Collections as Data

The UC San Diego Library’s Digital Collections website is presently home to over 120,000 research data sets, images, documents, video and audio recordings. While the datasets make scientific data open-source and discoverable by researchers, the Library also works with primary source materials, such as prints, manuscripts, audio and visual recordings and a wealth of other physical materials that are not typically considered data in their physical form.

Recently, researchers and scholars have begun to view the information related to physical collections as a source of research data. One tool being developed by the San Diego Supercomputing Center is called SuAVE—it allows end-users to organize items according to a wide variety of data points, chosen by the user. 

Currently, the Digital Collections website includes standard searching and sorting capabilities, however, SuAVE’s provides a more visual display, displaying entire collections on a single page. Viewers can select topics, dates or geographic regions to narrow their search. They can also select more than one topic (e.g. Festivals and Dance) and have the items displayed together. 

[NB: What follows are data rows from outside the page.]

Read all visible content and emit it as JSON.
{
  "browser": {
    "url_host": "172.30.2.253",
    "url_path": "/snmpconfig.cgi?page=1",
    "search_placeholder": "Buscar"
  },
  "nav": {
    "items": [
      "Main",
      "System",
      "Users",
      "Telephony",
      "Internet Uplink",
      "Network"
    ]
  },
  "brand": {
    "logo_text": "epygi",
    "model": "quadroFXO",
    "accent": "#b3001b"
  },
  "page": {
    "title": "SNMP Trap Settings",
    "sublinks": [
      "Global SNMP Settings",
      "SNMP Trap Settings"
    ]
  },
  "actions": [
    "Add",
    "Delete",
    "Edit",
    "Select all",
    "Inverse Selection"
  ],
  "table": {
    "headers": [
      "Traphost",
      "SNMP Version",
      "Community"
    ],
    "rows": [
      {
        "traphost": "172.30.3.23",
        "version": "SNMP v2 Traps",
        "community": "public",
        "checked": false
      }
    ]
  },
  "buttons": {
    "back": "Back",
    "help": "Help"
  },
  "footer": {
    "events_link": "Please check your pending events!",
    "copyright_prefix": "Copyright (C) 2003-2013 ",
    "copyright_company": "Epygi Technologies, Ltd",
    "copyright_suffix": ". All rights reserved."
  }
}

SuAVE users can also choose from three different types of display for their search: a standard grid view, a column view and a cross-tab view, which allows items to be sorted across two values. The data from the items, combined with the interest of the user, dictates the manner in which the contents are displayed.

While SuAVE helps find patterns and organize the data about visual resources, text-based collections are also open to data mining. As an example, former Digital Scholarship Librarian Erin Glass utilized the software to analyze 3,100 copies of the UCSD Guardian published across a period of 50 years, all of which exist in our Digital Collections. Glass explored word frequencies and topics in the newspapers and found that the word “he” is mentioned significantly more than the word “she” in the collection, suggesting that men were more frequently discussed in or interviewed for the paper than women. Through data mining this digitized collection of newspapers, a pattern formed that would have been far more difficult and time consuming to achieve without data analysis.

In short, tools like SuAVE give researchers the ability to more easily detect patterns in text-based collections, providing enhanced ways to interact and engage with digital collections.